Yesterday, Chusamma came to school in a smashingly tasteful charcoal silk suit. I asked him what the special occassion was, and he said he had some private matter to take care of in the afternoon.
Today, he stopped by my desk and told me he passed the TEPS English test! Yayy! So that means he’ll not only get a pay raise, but can move on towards getting his phd.
So I wrote a little card for him on the stationary I bought to write Kim Sook Ja a letter, asking him to do the honor of allowing me to take him out to dinner. For some reason, he kept saying he owes it all to me – and I didn’t help him AT ALL. Maybe just forcing himself to speak to me in English helped his listening skills or something, I’m not sure. He and Young-a are tight and she’s excellent at English, so I don’t think he really needed me that much…funny, I looked his name up in the school directory and it’s really Chil Sang, so I don’t know how that becomes Chusamma, but that’s how it sounds.
Went to another open classroom demonstration, this time at a nearby public high school. Omg – their facilities are sooo much better than ours! I think every school on the planet is nicer than ours: it reminds me of military buildings back when my husband was in the Navy, but they were cleaner. Can you say drab?
On the way there, In-Kyung informed me that our school got the highest English test scores in Anyang, a city twice the size of Seattle, (something like 87 high schools) and she had to take that opportunity to remind me we have some of the highest caliber students, and that it could be much, much worse. I let her know I was enjoying teaching lately, and that I was going to sign for another year had it not been for that incident with the student where I got no support from the school. I also told her that maybe if the school would pay for my trip home, allow me to move, and guarantee me grading privileges and more support, that I might reconsider. So we’ll see how that goes. In the meantime, I will continue to explore neighborhoods in Seoul and get a feel for the job market. I asked her to broach the Vice Principal about this, since my formal letter of about four months asking for changes came across as too direct…
At the school, I was surprised to see Mr. Mullet there. He did a pretty good job – kept his lesson focused, had an easy-going style, and utilized multi-media in a creative way. BUT like ALL THE OTHER open classrooms I have sat in on, he kept tossing candy to the children who answered questions. In-Kyung and I had a hard time suppressing our comments about this, as she too feels this isn’t something teachers should resort to – I mean, it’s just uncomfortable to watch and really looks like training dogs for stupid pet tricks. I kept oohing and aahing that he actually had large art paper and markers for the kids to draw with, which cracked In-Kyung up, because I couldn’t even get pencils for the soon-to-open English Zone for my students when I asked for it. But I’m really excited I got narrow, movable desks and stools vs. comfy chairs with arms on them.

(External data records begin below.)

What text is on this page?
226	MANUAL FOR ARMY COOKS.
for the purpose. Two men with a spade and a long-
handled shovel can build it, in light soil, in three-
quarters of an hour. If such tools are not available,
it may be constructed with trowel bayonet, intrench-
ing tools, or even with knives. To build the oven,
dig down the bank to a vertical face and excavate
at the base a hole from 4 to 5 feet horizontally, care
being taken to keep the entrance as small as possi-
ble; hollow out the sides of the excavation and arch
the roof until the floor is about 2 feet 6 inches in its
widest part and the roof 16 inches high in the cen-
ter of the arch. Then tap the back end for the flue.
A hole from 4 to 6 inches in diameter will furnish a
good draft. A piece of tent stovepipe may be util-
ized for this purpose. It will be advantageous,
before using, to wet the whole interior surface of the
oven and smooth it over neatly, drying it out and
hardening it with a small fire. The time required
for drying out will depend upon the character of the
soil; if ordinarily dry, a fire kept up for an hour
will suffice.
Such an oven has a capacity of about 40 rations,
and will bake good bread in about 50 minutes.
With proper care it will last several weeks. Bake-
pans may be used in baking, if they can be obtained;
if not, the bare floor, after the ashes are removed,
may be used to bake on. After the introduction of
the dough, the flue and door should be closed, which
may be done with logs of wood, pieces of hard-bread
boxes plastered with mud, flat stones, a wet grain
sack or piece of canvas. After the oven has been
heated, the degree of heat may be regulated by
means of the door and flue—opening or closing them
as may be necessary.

She did ask him later about the candy thing, and he said that he’d only recently started to use it since he was leaving soon and really wanted to get some cooperation and progress before he left. He said he was spending a fortune on candy, but that it was necessary because the students were so low level and because he only saw them twice a month. I think In-Kyung was the only Korean teacher there who did not preface her comments with a long formal preamble thanking them for the time and effort and welcoming them and providing the snacks and…Asian culture. It’s a wonder any business gets done!
So if I stay here, I think I’d choose to live at Anyang Station, which is more vibrant than here. Where I’m staying reminds me of Bellevue. Like living in downtown Bellevue – only much worse, because there’s no single family housing as far as the eye can see. And you know how much I hated Bellevue…how much most people that live in Seattle hate Bellevue. How all history has been erased, most of the buildings are the same age, operable windows are rare, details to facades are lacking, how corporate and anonymous it all looks, how even the street trees are lacking in character.
I might also consider commuting hell. It might be worth it, not having to adjust to a new school but to live in a real neighborhood with regular characters and a sense of place.